Each morning during my last visit, the sounds of morning reveille drifted in from over the wall our house. Yes, reveille, like in the Army. A rousing drum-and-bugle bit that lasts about 20 minutes to a half an hour, meant to energize the troops.
At first, I thought a wacky neighbor had a novelty alarm clock. But it was real, and around the corner, where the municipal police are stationed. Our host said that they were probably rehearsing for a parade or ceremony that day, but this went on the entire week. The bugler had obviously been practicing and had improved, our host commented.

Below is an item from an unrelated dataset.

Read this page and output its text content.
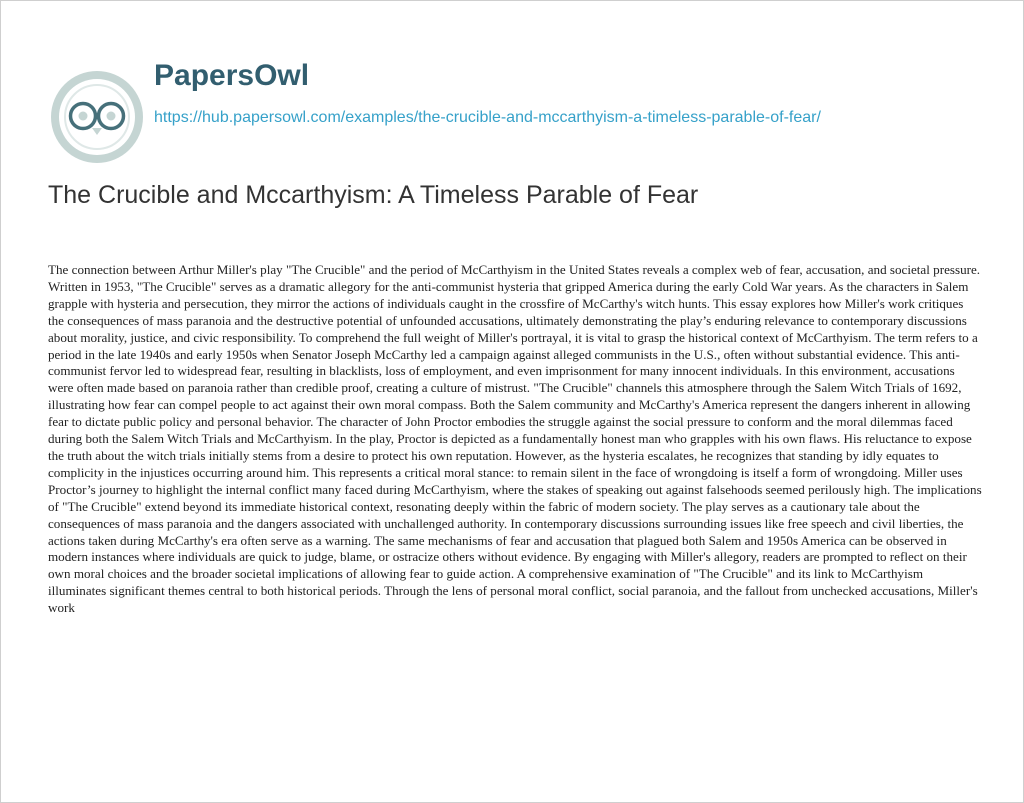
PapersOwl
https://hub.papersowl.com/examples/the-crucible-and-mccarthyism-a-timeless-parable-of-fear/
The Crucible and Mccarthyism: A Timeless Parable of Fear

The connection between Arthur Miller's play "The Crucible" and the period of McCarthyism in the United States reveals a complex web of fear, accusation, and societal pressure. Written in 1953, "The Crucible" serves as a dramatic allegory for the anti-communist hysteria that gripped America during the early Cold War years. As the characters in Salem grapple with hysteria and persecution, they mirror the actions of individuals caught in the crossfire of McCarthy's witch hunts. This essay explores how Miller's work critiques the consequences of mass paranoia and the destructive potential of unfounded accusations, ultimately demonstrating the play’s enduring relevance to contemporary discussions about morality, justice, and civic responsibility. To comprehend the full weight of Miller's portrayal, it is vital to grasp the historical context of McCarthyism. The term refers to a period in the late 1940s and early 1950s when Senator Joseph McCarthy led a campaign against alleged communists in the U.S., often without substantial evidence. This anti-communist fervor led to widespread fear, resulting in blacklists, loss of employment, and even imprisonment for many innocent individuals. In this environment, accusations were often made based on paranoia rather than credible proof, creating a culture of mistrust. "The Crucible" channels this atmosphere through the Salem Witch Trials of 1692, illustrating how fear can compel people to act against their own moral compass. Both the Salem community and McCarthy's America represent the dangers inherent in allowing fear to dictate public policy and personal behavior. The character of John Proctor embodies the struggle against the social pressure to conform and the moral dilemmas faced during both the Salem Witch Trials and McCarthyism. In the play, Proctor is depicted as a fundamentally honest man who grapples with his own flaws. His reluctance to expose the truth about the witch trials initially stems from a desire to protect his own reputation. However, as the hysteria escalates, he recognizes that standing by idly equates to complicity in the injustices occurring around him. This represents a critical moral stance: to remain silent in the face of wrongdoing is itself a form of wrongdoing. Miller uses Proctor’s journey to highlight the internal conflict many faced during McCarthyism, where the stakes of speaking out against falsehoods seemed perilously high. The implications of "The Crucible" extend beyond its immediate historical context, resonating deeply within the fabric of modern society. The play serves as a cautionary tale about the consequences of mass paranoia and the dangers associated with unchallenged authority. In contemporary discussions surrounding issues like free speech and civil liberties, the actions taken during McCarthy's era often serve as a warning. The same mechanisms of fear and accusation that plagued both Salem and 1950s America can be observed in modern instances where individuals are quick to judge, blame, or ostracize others without evidence. By engaging with Miller's allegory, readers are prompted to reflect on their own moral choices and the broader societal implications of allowing fear to guide action. A comprehensive examination of "The Crucible" and its link to McCarthyism illuminates significant themes central to both historical periods. Through the lens of personal moral conflict, social paranoia, and the fallout from unchecked accusations, Miller's work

The second or third day this happened, I finished my coffee and marched over there (I can’t just walk when military music is playing) to take a picture of this approaching army. It was the first time I had dared to leave the house in shorts and flip flops.
There the police were, in the police station courtyard, all lined up in formation like the French Foreign Legion. From the street, I could see a bugle, and bunch of drums, but I couldn’t tell from my vantage point if there was a majorette twirling a baton. On the streets, trucks were lined up and officers were jumping on and heading out to their appointed rounds. Citizens walked on by like nothing special was happening.
They wouldn’t let me take pictures, so once again I’m resorting to Google Street Maps imagery. Sadly, the Google camera truck missed the procession. If you want a free show around 7:15, and you’re in the Mejorada area, be sure to go for the morning spectacle, but leave your camera in your pocket or purse.